With their signature black and white stripes, Zebras stand out in the grasslands of Africa. We even have road crossings named after their stripes. The stripes are a major identifier when it comes to zebras. But recently, a zebra foal was found in Kenya’s Maasai Mara National Reserve with polka dots on its mane instead of stripes. If the mesmerizing stripes are what sets zebras apart, the foal, with the dots instead of stripes, is the most unique of them all. The baby zebra was photographed by nature photographer Frank Liu who spotted it among the herd, clearly standing out.

Liu was on the lookout for rhinos to photograph in the savannah grassland when he chanced upon this special zebra. “At first glance, he looked like a different species altogether,” Liu told National Geographic. The pictures he has taken of the foal have since gone viral. The foal has been named Tira, after Antony Tira, a Maasai guide as well as photographer, who was the first one to spot the foal. Tira is the first zebra in Maasai Mara to be observed with the differential coloration but a few such foals have already been seen in Botswana’s Okavango Delta. 
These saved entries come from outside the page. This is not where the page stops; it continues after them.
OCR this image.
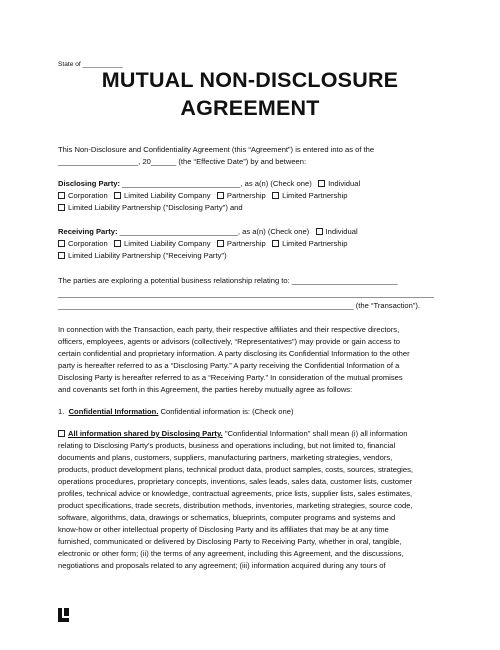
State of ___________
MUTUAL NON-DISCLOSURE
AGREEMENT
This Non-Disclosure and Confidentiality Agreement (this “Agreement”) is entered into as of the
___________________, 20______ (the “Effective Date”) by and between:
Disclosing Party: ____________________________, as a(n) (Check one) Individual
Corporation Limited Liability Company Partnership Limited Partnership
Limited Liability Partnership ("Disclosing Party") and
Receiving Party: ____________________________, as a(n) (Check one) Individual
Corporation Limited Liability Company Partnership Limited Partnership
Limited Liability Partnership ("Receiving Party")
The parties are exploring a potential business relationship relating to: _________________________
_________________________________________________________________________________________
______________________________________________________________________ (the “Transaction”).
In connection with the Transaction, each party, their respective affiliates and their respective directors,
officers, employees, agents or advisors (collectively, “Representatives”) may provide or gain access to
certain confidential and proprietary information. A party disclosing its Confidential Information to the other
party is hereafter referred to as a “Disclosing Party.” A party receiving the Confidential Information of a
Disclosing Party is hereafter referred to as a “Receiving Party.” In consideration of the mutual promises
and covenants set forth in this Agreement, the parties hereby mutually agree as follows:
1. Confidential Information. Confidential information is: (Check one)
All information shared by Disclosing Party. "Confidential Information" shall mean (i) all information
relating to Disclosing Party’s products, business and operations including, but not limited to, financial
documents and plans, customers, suppliers, manufacturing partners, marketing strategies, vendors,
products, product development plans, technical product data, product samples, costs, sources, strategies,
operations procedures, proprietary concepts, inventions, sales leads, sales data, customer lists, customer
profiles, technical advice or knowledge, contractual agreements, price lists, supplier lists, sales estimates,
product specifications, trade secrets, distribution methods, inventories, marketing strategies, source code,
software, algorithms, data, drawings or schematics, blueprints, computer programs and systems and
know-how or other intellectual property of Disclosing Party and its affiliates that may be at any time
furnished, communicated or delivered by Disclosing Party to Receiving Party, whether in oral, tangible,
electronic or other form; (ii) the terms of any agreement, including this Agreement, and the discussions,
negotiations and proposals related to any agreement; (iii) information acquired during any tours of
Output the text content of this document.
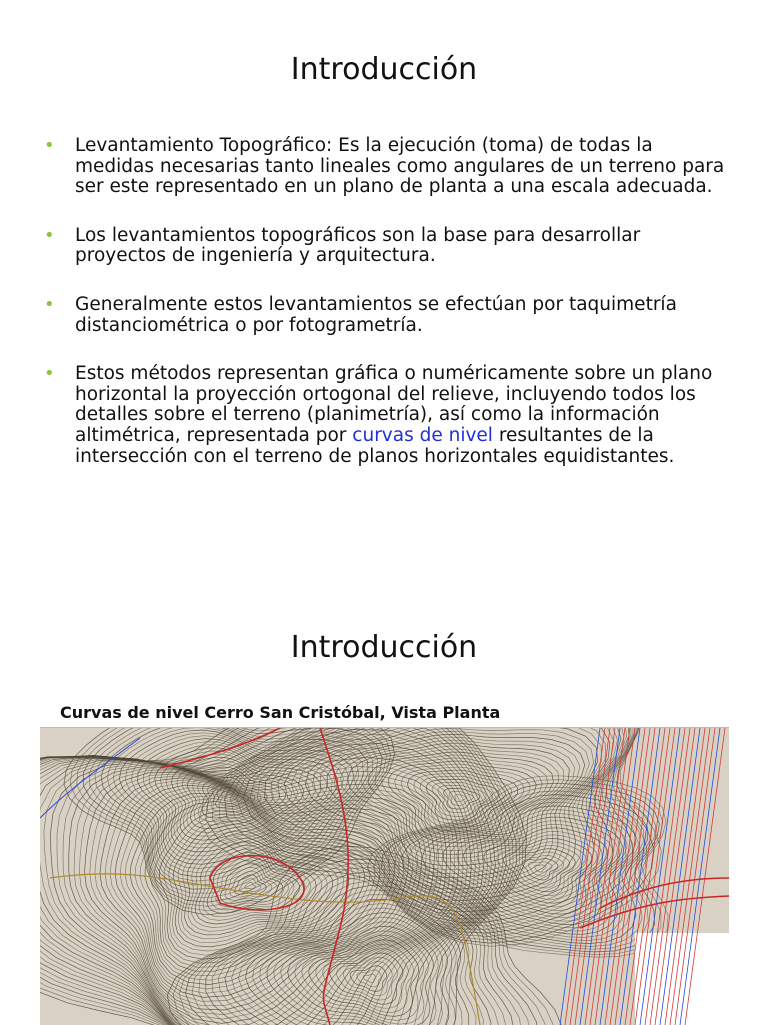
Introducción
• Levantamiento Topográfico: Es la ejecución (toma) de todas la medidas necesarias tanto lineales como angulares de un terreno para ser este representado en un plano de planta a una escala adecuada.
• Los levantamientos topográficos son la base para desarrollar proyectos de ingeniería y arquitectura.
• Generalmente estos levantamientos se efectúan por taquimetría distanciométrica o por fotogrametría.
• Estos métodos representan gráfica o numéricamente sobre un plano horizontal la proyección ortogonal del relieve, incluyendo todos los detalles sobre el terreno (planimetría), así como la información altimétrica, representada por curvas de nivel resultantes de la intersección con el terreno de planos horizontales equidistantes.
Introducción

Curvas de nivel Cerro San Cristóbal, Vista Planta
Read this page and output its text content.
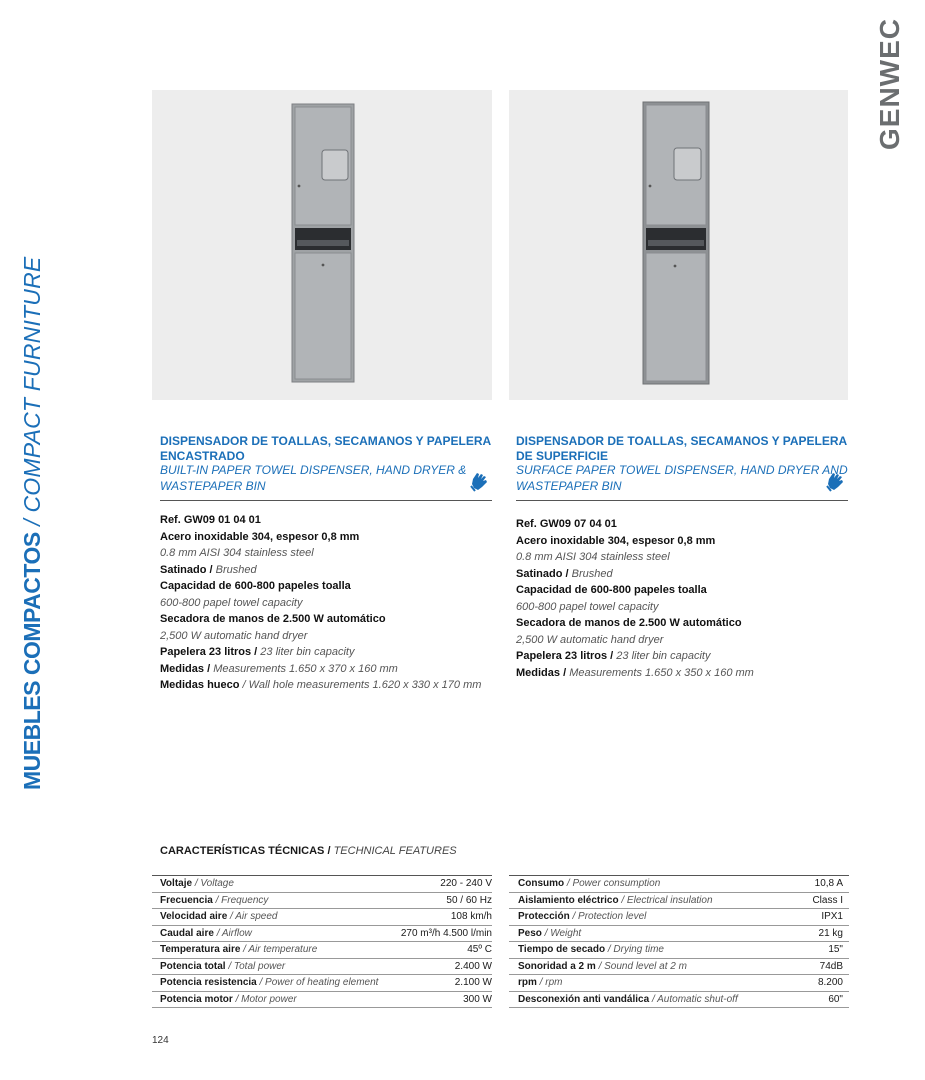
MUEBLES COMPACTOS / COMPACT FURNITURE
GENWEC
DISPENSADOR DE TOALLAS, SECAMANOS Y PAPELERA
ENCASTRADO
BUILT-IN PAPER TOWEL DISPENSER, HAND DRYER &
WASTEPAPER BIN
DISPENSADOR DE TOALLAS, SECAMANOS Y PAPELERA
DE SUPERFICIE
SURFACE PAPER TOWEL DISPENSER, HAND DRYER AND
WASTEPAPER BIN
Ref. GW09 01 04 01
Acero inoxidable 304, espesor 0,8 mm
0.8 mm AISI 304 stainless steel
Satinado / Brushed
Capacidad de 600-800 papeles toalla
600-800 papel towel capacity
Secadora de manos de 2.500 W automático
2,500 W automatic hand dryer
Papelera 23 litros / 23 liter bin capacity
Medidas / Measurements 1.650 x 370 x 160 mm
Medidas hueco / Wall hole measurements 1.620 x 330 x 170 mm
Ref. GW09 07 04 01
Acero inoxidable 304, espesor 0,8 mm
0.8 mm AISI 304 stainless steel
Satinado / Brushed
Capacidad de 600-800 papeles toalla
600-800 papel towel capacity
Secadora de manos de 2.500 W automático
2,500 W automatic hand dryer
Papelera 23 litros / 23 liter bin capacity
Medidas / Measurements 1.650 x 350 x 160 mm
CARACTERÍSTICAS TÉCNICAS / TECHNICAL FEATURES
Voltaje / Voltage	220 - 240 V
Frecuencia / Frequency	50 / 60 Hz
Velocidad aire / Air speed	108 km/h
Caudal aire / Airflow	270 m³/h 4.500 l/min
Temperatura aire / Air temperature	45º C
Potencia total / Total power	2.400 W
Potencia resistencia / Power of heating element	2.100 W
Potencia motor / Motor power	300 W
Consumo / Power consumption	10,8 A
Aislamiento eléctrico / Electrical insulation	Class I
Protección / Protection level	IPX1
Peso / Weight	21 kg
Tiempo de secado / Drying time	15"
Sonoridad a 2 m / Sound level at 2 m	74dB
rpm / rpm	8.200
Desconexión anti vandálica / Automatic shut-off	60"
124
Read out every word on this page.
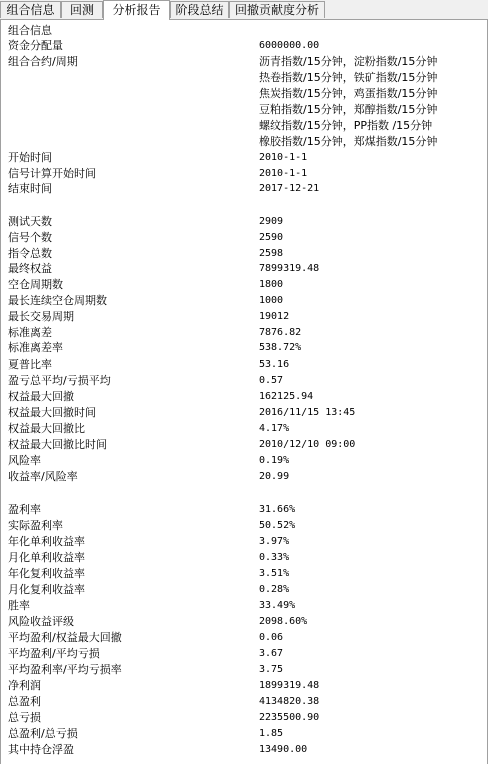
组合信息	回测	分析报告	阶段总结 回撤贡献度分析
组合信息
资金分配量	6000000.00
组合合约/周期	沥青指数/15分钟，淀粉指数/15分钟
热卷指数/15分钟，铁矿指数/15分钟
焦炭指数/15分钟，鸡蛋指数/15分钟
豆粕指数/15分钟，郑醇指数/15分钟
螺纹指数/15分钟，PP指数 /15分钟
橡胶指数/15分钟，郑煤指数/15分钟
开始时间	2010-1-1
信号计算开始时间	2010-1-1
结束时间	2017-12-21
测试天数	2909
信号个数	2590
指令总数	2598
最终权益	7899319.48
空仓周期数	1800
最长连续空仓周期数	1000
最长交易周期	19012
标准离差	7876.82
标准离差率	538.72%
夏普比率	53.16
盈亏总平均/亏损平均	0.57
权益最大回撤	162125.94
权益最大回撤时间	2016/11/15 13:45
权益最大回撤比	4.17%
权益最大回撤比时间	2010/12/10 09:00
风险率	0.19%
收益率/风险率	20.99
盈利率	31.66%
实际盈利率	50.52%
年化单利收益率	3.97%
月化单利收益率	0.33%
年化复利收益率	3.51%
月化复利收益率	0.28%
胜率	33.49%
风险收益评级	2098.60%
平均盈利/权益最大回撤	0.06
平均盈利/平均亏损	3.67
平均盈利率/平均亏损率	3.75
净利润	1899319.48
总盈利	4134820.38
总亏损	2235500.90
总盈利/总亏损	1.85
其中持仓浮盈	13490.00
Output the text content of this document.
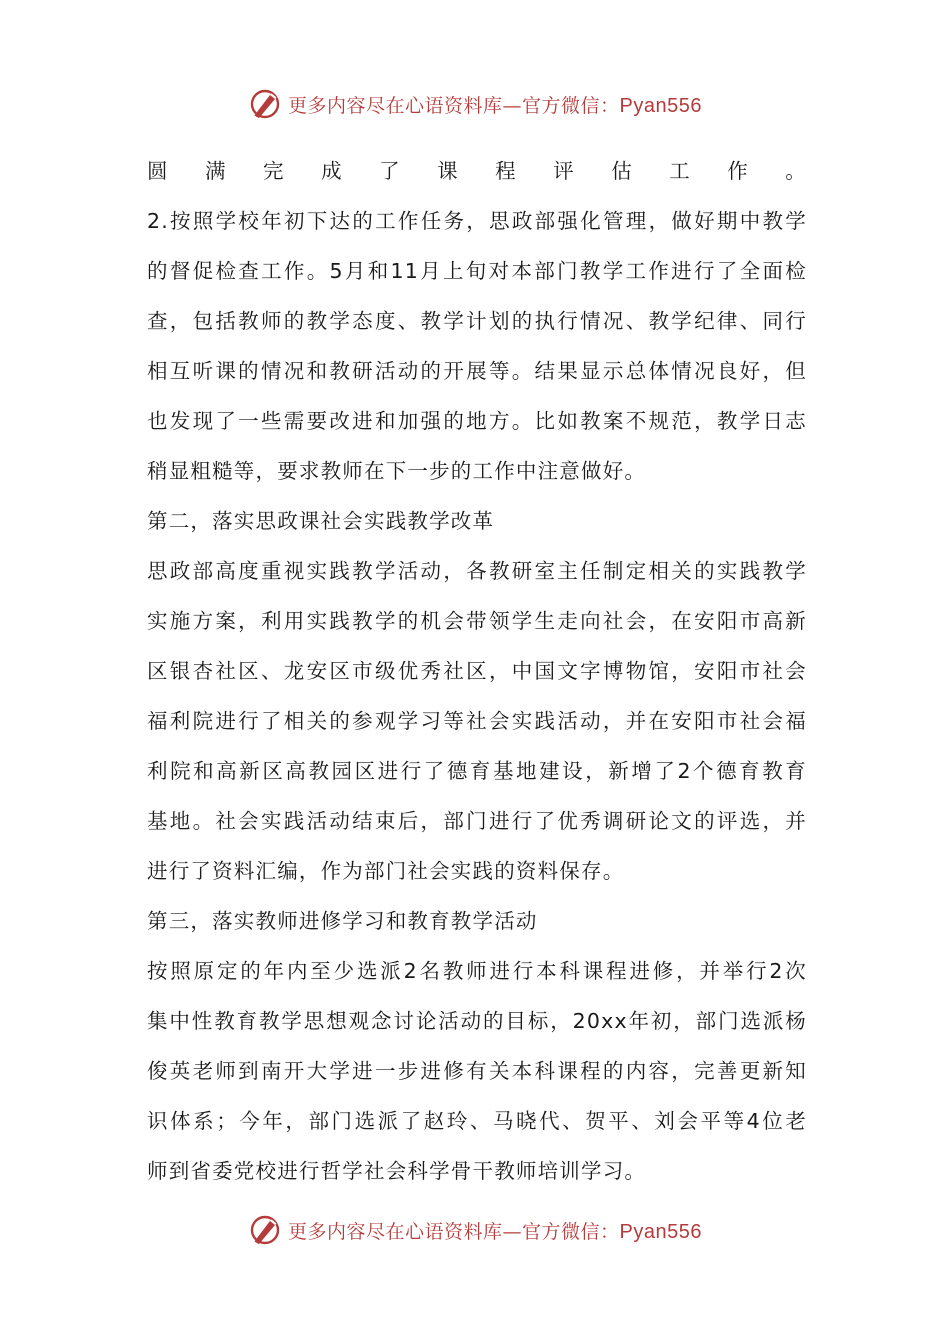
更多内容尽在心语资料库—官方微信：Pyan556
圆满完成了课程评估工作。
2.按照学校年初下达的工作任务，思政部强化管理，做好期中教学
的督促检查工作。5月和11月上旬对本部门教学工作进行了全面检
查，包括教师的教学态度、教学计划的执行情况、教学纪律、同行
相互听课的情况和教研活动的开展等。结果显示总体情况良好，但
也发现了一些需要改进和加强的地方。比如教案不规范，教学日志
稍显粗糙等，要求教师在下一步的工作中注意做好。
第二，落实思政课社会实践教学改革
思政部高度重视实践教学活动，各教研室主任制定相关的实践教学
实施方案，利用实践教学的机会带领学生走向社会，在安阳市高新
区银杏社区、龙安区市级优秀社区，中国文字博物馆，安阳市社会
福利院进行了相关的参观学习等社会实践活动，并在安阳市社会福
利院和高新区高教园区进行了德育基地建设，新增了2个德育教育
基地。社会实践活动结束后，部门进行了优秀调研论文的评选，并
进行了资料汇编，作为部门社会实践的资料保存。
第三，落实教师进修学习和教育教学活动
按照原定的年内至少选派2名教师进行本科课程进修，并举行2次
集中性教育教学思想观念讨论活动的目标，20xx年初，部门选派杨
俊英老师到南开大学进一步进修有关本科课程的内容，完善更新知
识体系；今年，部门选派了赵玲、马晓代、贺平、刘会平等4位老
师到省委党校进行哲学社会科学骨干教师培训学习。
更多内容尽在心语资料库—官方微信：Pyan556
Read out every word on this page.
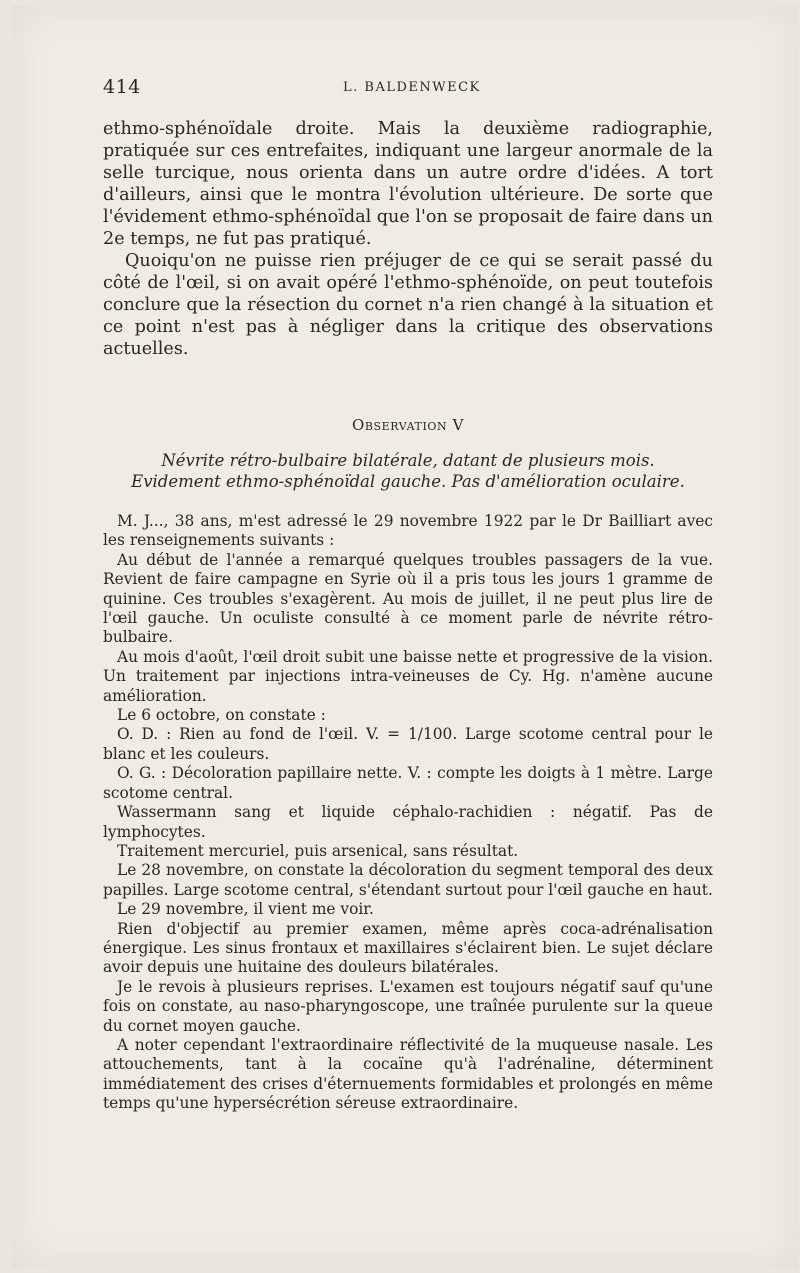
414	L. BALDENWECK

ethmo-sphénoïdale droite. Mais la deuxième radiographie, pratiquée sur ces entrefaites, indiquant une largeur anormale de la selle turcique, nous orienta dans un autre ordre d'idées. A tort d'ailleurs, ainsi que le montra l'évolution ultérieure. De sorte que l'évidement ethmo-sphénoïdal que l'on se proposait de faire dans un 2e temps, ne fut pas pratiqué.

Quoiqu'on ne puisse rien préjuger de ce qui se serait passé du côté de l'œil, si on avait opéré l'ethmo-sphénoïde, on peut toutefois conclure que la résection du cornet n'a rien changé à la situation et ce point n'est pas à négliger dans la critique des observations actuelles.

Observation V
Névrite rétro-bulbaire bilatérale, datant de plusieurs mois.
Evidement ethmo-sphénoïdal gauche. Pas d'amélioration oculaire.

M. J..., 38 ans, m'est adressé le 29 novembre 1922 par le Dr Bailliart avec les renseignements suivants :

Au début de l'année a remarqué quelques troubles passagers de la vue. Revient de faire campagne en Syrie où il a pris tous les jours 1 gramme de quinine. Ces troubles s'exagèrent. Au mois de juillet, il ne peut plus lire de l'œil gauche. Un oculiste consulté à ce moment parle de névrite rétro-bulbaire.

Au mois d'août, l'œil droit subit une baisse nette et progressive de la vision. Un traitement par injections intra-veineuses de Cy. Hg. n'amène aucune amélioration.

Le 6 octobre, on constate :

O. D. : Rien au fond de l'œil. V. = 1/100. Large scotome central pour le blanc et les couleurs.

O. G. : Décoloration papillaire nette. V. : compte les doigts à 1 mètre. Large scotome central.

Wassermann sang et liquide céphalo-rachidien : négatif. Pas de lymphocytes.

Traitement mercuriel, puis arsenical, sans résultat.

Le 28 novembre, on constate la décoloration du segment temporal des deux papilles. Large scotome central, s'étendant surtout pour l'œil gauche en haut.

Le 29 novembre, il vient me voir.

Rien d'objectif au premier examen, même après coca-adrénalisation énergique. Les sinus frontaux et maxillaires s'éclairent bien. Le sujet déclare avoir depuis une huitaine des douleurs bilatérales.

Je le revois à plusieurs reprises. L'examen est toujours négatif sauf qu'une fois on constate, au naso-pharyngoscope, une traînée purulente sur la queue du cornet moyen gauche.

A noter cependant l'extraordinaire réflectivité de la muqueuse nasale. Les attouchements, tant à la cocaïne qu'à l'adrénaline, déterminent immédiatement des crises d'éternuements formidables et prolongés en même temps qu'une hypersécrétion séreuse extraordinaire.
Ren Larison, a biologist studying the evolution of zebra stripes at the University of California, Los Angeles, has stated that the foal has a condition called pseudomelanism. This is a rare genetic mutation in which animals display some sort of abnormality in their stripe pattern. Parmale Lemein, a wildlife specialist from the Matira Bush Camp has said that the baby zebra has melanism, which is the opposite of albinism. Bored Panda reported that as adorable as the baby zebra looks, Lemein has some terrible news. No zebras with such a condition have been able to survive past six months in African parks.

Zebras have stripes for a very specific purpose. The distinct pattern not only acts as a camouflage, but it is also a bug repellant, and is a built-in temperature regulation system, reported Mental Floss. The zebras have evolved in this way to be able to survive in their natural habitat. Without the stripes and the benefits they have, Tira has a lower chance of survival. That is why we have never actually seen a pseudomelanistic zebra adult. But for now, the foal seems to be doing well enough and has been accepted by his herd who are sticking by his side. Larison has offered a positive perspective to the foal’s condition when she stated, “Research on other species has shown that, while it is harder for a predator to target an individual in a group, it is easier if an individual is different.”  

“I do not know the origin of the term pseudo-melanism, but I think it is fair to say that is a popular and undefined term, used to refer to very rare animals that exhibit an apparent abnormality in the stripe pattern process such that light stripes are excluded from much of the trunk and back, but are more common on the extremities”, geneticist Greg Barsh, a faculty investigator at the HudsonAlpha Institute for Biotechnology and a Professor Emeritus at Stanford University told Forbes. He added, “This animal is different from most others that have been described as pseudo-melanistic. [I]t is probably better described as ‘spotted’ or ‘partially spotted’.”